Viver numa EcoAldeia

- Agosto 22, 2017 -

Têm sido muitos comentários e as perguntas que me têm enviado sobre as ecoaldeias de Portugal. Percebo que um estilo de vida mais ligado à natureza seja um sonho e uma urgência, sobretudo para o planeta. Aqui está mais uma eco aldeia, no Vale da Sarvinda, distrito de Castelo Branco(Beira Baixa que eu tanto amo). O Pedro Gois está na origem deste projeto e pediu que o divulgássemos no Voltar à Terra, parece muito interessante.

Aqui estão as fotos e as informações da eco-aldeia:

“Às margens do Rio Pónsul e à poucos quilômetros da fronteira com Espanha, o Vale da Sarvinda é uma miscelânia de projetos relacionados à permacultura, bio-produção e agricultura biológica, além de um visionário camping ecológico voltado para o turismo rural e nomeado de “13 Luas”. Situado no interior do Parque Natural do Tejo Internacional e distante cerca de 6,5 quilômetros da aldeia mais próxima, a pequena Alfrívida, o Vale da Sarvinda está rodeado de uma natureza exuberante e repleta de vida selvagem, sendo possível cruzar com alces, javalis, diversas espécies de pássaros, anfíbios, répteis e insetos. 

O principal objetivo do Vale da Sarvinda é ser uma comunidade agrícola completamente auto-sustentável e autónoma do mundo que a rodeia. Autonomia, contudo, não deve ser confundido com independência: o Vale da Sarvinda tem um profundo laço de interdependência com toda a comunidade e as aldeias que a rodeiam à medida que incrementa a economia local, sendo um importante  pólo de produção agrícola 100% biológica e que respeita os princípios do desenvolvimento sustentável. Para isso, o Vale da Sarvinda tem três pilares fundamentais:

– Sustentabilidade Energética: em um sistema económico pautado pelo capital e pelo lucro, as principais fontes energéticas são altamente agressivas ao meio-ambiente. Nós acreditamos que já existe tecnologia capaz de gerar energia sem impactar negativamente para o planeta e queremos ser exemplo disso.

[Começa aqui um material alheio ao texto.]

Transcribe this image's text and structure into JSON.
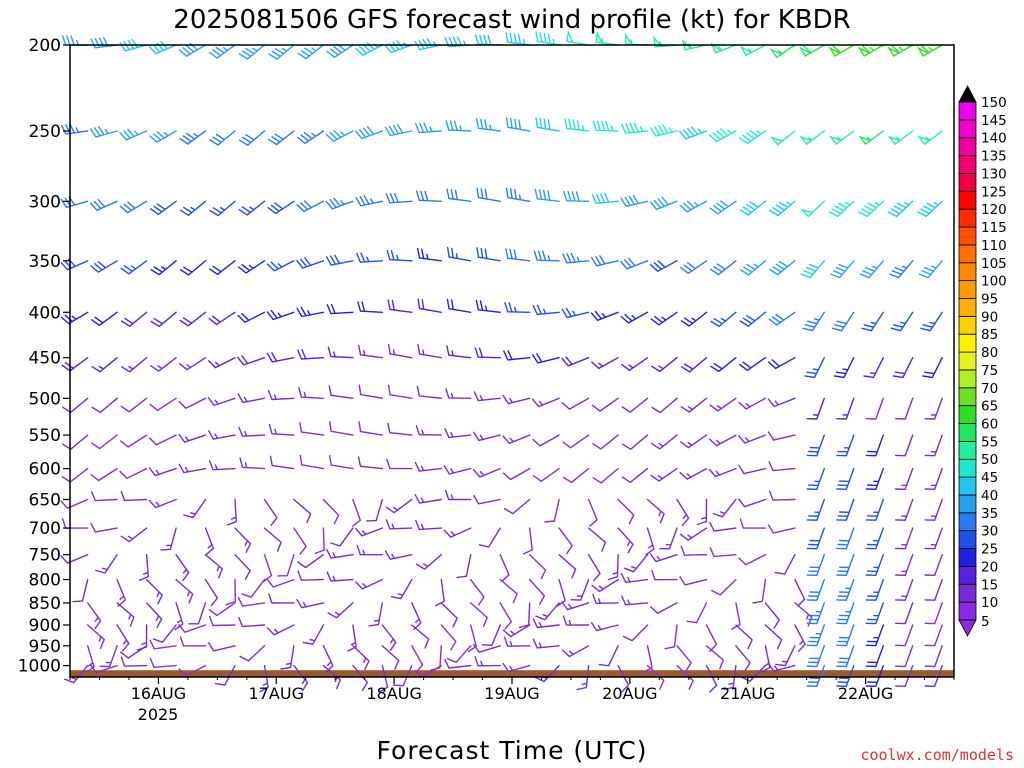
{
  "chart_data": {
    "type": "wind-barb-profile",
    "title": "2025081506 GFS forecast wind profile (kt) for KBDR",
    "xlabel": "Forecast Time (UTC)",
    "credit": "coolwx.com/models",
    "year_label": "2025",
    "x_ticks": [
      "16AUG",
      "17AUG",
      "18AUG",
      "19AUG",
      "20AUG",
      "21AUG",
      "22AUG"
    ],
    "y_ticks": [
      200,
      250,
      300,
      350,
      400,
      450,
      500,
      550,
      600,
      650,
      700,
      750,
      800,
      850,
      900,
      950,
      1000
    ],
    "y_scale": "log-pressure",
    "ylim": [
      1030,
      200
    ],
    "x_range_days": [
      15.25,
      22.75
    ],
    "time_step_hours": 6,
    "barb_levels": [
      200,
      250,
      300,
      350,
      400,
      450,
      500,
      550,
      600,
      650,
      700,
      750,
      800,
      850,
      900,
      950,
      1000
    ],
    "ground": {
      "color": "#9a5a30",
      "pressure": 1012
    },
    "colorbar": {
      "ticks": [
        5,
        10,
        15,
        20,
        25,
        30,
        35,
        40,
        45,
        50,
        55,
        60,
        65,
        70,
        75,
        80,
        85,
        90,
        95,
        100,
        105,
        110,
        115,
        120,
        125,
        130,
        135,
        140,
        145,
        150
      ],
      "colors": [
        "#8a2be2",
        "#7a2bd8",
        "#5a1fe0",
        "#2020e0",
        "#2050e8",
        "#2a7af0",
        "#28a0f0",
        "#20c8f0",
        "#20e8d0",
        "#20f0a0",
        "#20e860",
        "#30e020",
        "#70e020",
        "#b0f020",
        "#e8f020",
        "#fff000",
        "#ffd000",
        "#ffb000",
        "#ff9a00",
        "#ff8a00",
        "#ff7000",
        "#ff5000",
        "#ff2a00",
        "#ff0000",
        "#f00040",
        "#f00070",
        "#f000a0",
        "#f000c8",
        "#f000f0",
        "#000000"
      ]
    }
  }
}
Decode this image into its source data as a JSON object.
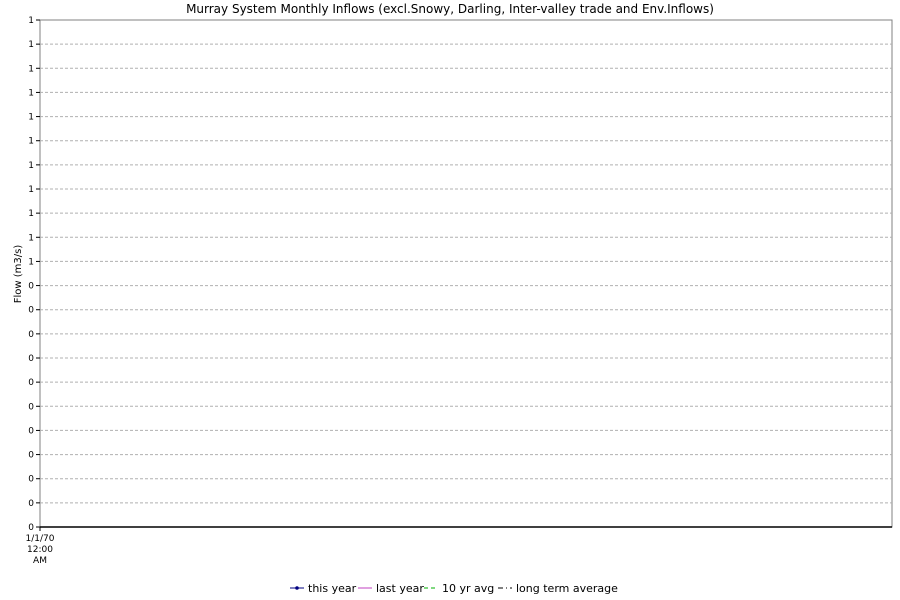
{
  "chart_data": {
    "type": "line",
    "title": "Murray System Monthly Inflows (excl.Snowy, Darling, Inter-valley trade and Env.Inflows)",
    "ylabel": "Flow (m3/s)",
    "xlabel": "",
    "x_ticks": [
      [
        "1/1/70",
        "12:00",
        "AM"
      ]
    ],
    "y_ticks": [
      "0",
      "0",
      "0",
      "0",
      "0",
      "0",
      "0",
      "0",
      "0",
      "0",
      "0",
      "1",
      "1",
      "1",
      "1",
      "1",
      "1",
      "1",
      "1",
      "1",
      "1",
      "1"
    ],
    "grid": true,
    "legend_position": "bottom",
    "series": [
      {
        "name": "this year",
        "color": "#000080",
        "style": "solid-marker",
        "values": []
      },
      {
        "name": "last year",
        "color": "#c040c0",
        "style": "solid",
        "values": []
      },
      {
        "name": "10 yr avg",
        "color": "#00b000",
        "style": "dashed",
        "values": []
      },
      {
        "name": "long term average",
        "color": "#000000",
        "style": "dash-dot",
        "values": []
      }
    ]
  }
}
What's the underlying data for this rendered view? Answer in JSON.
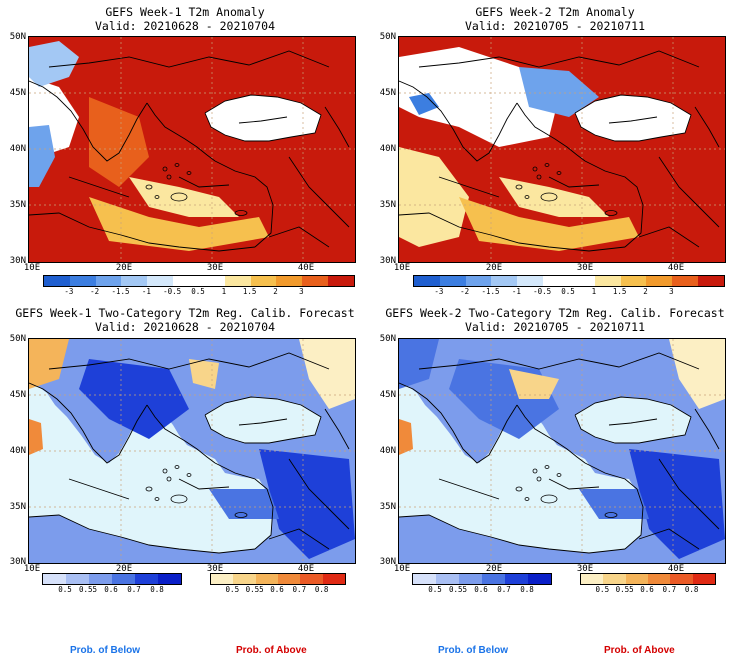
{
  "panels": [
    {
      "title": "GEFS Week-1 T2m Anomaly",
      "valid": "Valid: 20210628 - 20210704",
      "kind": "anomaly",
      "field": "warm1"
    },
    {
      "title": "GEFS Week-2 T2m Anomaly",
      "valid": "Valid: 20210705 - 20210711",
      "kind": "anomaly",
      "field": "warm2"
    },
    {
      "title": "GEFS Week-1 Two-Category T2m Reg. Calib. Forecast",
      "valid": "Valid: 20210628 - 20210704",
      "kind": "prob",
      "field": "prob1"
    },
    {
      "title": "GEFS Week-2 Two-Category T2m Reg. Calib. Forecast",
      "valid": "Valid: 20210705 - 20210711",
      "kind": "prob",
      "field": "prob2"
    }
  ],
  "lat_labels": [
    "50N",
    "45N",
    "40N",
    "35N",
    "30N"
  ],
  "lon_labels": [
    "10E",
    "20E",
    "30E",
    "40E"
  ],
  "anomaly_colorbar": {
    "ticks": [
      "-3",
      "-2",
      "-1.5",
      "-1",
      "-0.5",
      "0.5",
      "1",
      "1.5",
      "2",
      "3"
    ],
    "colors": [
      "#1f5fd0",
      "#3c7ee0",
      "#6ea3ec",
      "#a3c8f4",
      "#d4e8fb",
      "#ffffff",
      "#ffffff",
      "#fbe7a0",
      "#f6c04e",
      "#f19a2c",
      "#e8601c",
      "#c81a0c"
    ]
  },
  "prob_colorbar_below": {
    "ticks": [
      "0.5",
      "0.55",
      "0.6",
      "0.7",
      "0.8"
    ],
    "colors": [
      "#d6e1fa",
      "#a9bff3",
      "#7c9cec",
      "#4a74e2",
      "#1e40d8",
      "#0a1fc8"
    ]
  },
  "prob_colorbar_above": {
    "ticks": [
      "0.5",
      "0.55",
      "0.6",
      "0.7",
      "0.8"
    ],
    "colors": [
      "#fcefc4",
      "#f8d58a",
      "#f4b45a",
      "#f08a3a",
      "#eb5b27",
      "#e02a14"
    ]
  },
  "legend": {
    "below_label": "Prob. of Below",
    "above_label": "Prob. of Above",
    "below_color": "#1a73e8",
    "above_color": "#d40000"
  },
  "colors": {
    "sea_prob": "#e0f5fb",
    "coast": "#000000",
    "grid": "#c9a47a"
  }
}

Com centenas de painéis solares espalhados por todo o Vale, tornamo-nos uma pequena usina de produção energética baseada na iluminação solar, dispensando completamente a rede energética comum. Nossa energia é 100% limpa e renovável, sendo proveniente daquela que é a maior fonte de energia deste planeta: o Sol.

– Sustentabilidade Alimentar: com o distanciamento entre o homem e a terra, nossa alimentação mudou. E para pior. Atualmente, o mercado garante uma imensa variedade de produtos em abundância cuja cadeia de produção é completamente desconhecida do público. Com uma economia pautada no dinheiro e com uma imensa oferta de produtos por parte destes mercados, a sociedade assimila que o dinheiro é escasso e que os produtos são abundantes, enquanto na natureza, os produtos são escassos e dinheiro é abundante, na medida que é apenas papel cujo valor somos nós quem assimilamos. Propomos uma alimentação completamente livre de processos químicos e/ou industriais. Nós plantamos tudo aquilo que comemos, mas não somos vegetarianos. Entendemos que, na natureza, a sustentabilidade alimentar também é pautada pela criação de animais com objetivo de aproveitar seus derivados (ovo da galinha, leite e queijo caprino).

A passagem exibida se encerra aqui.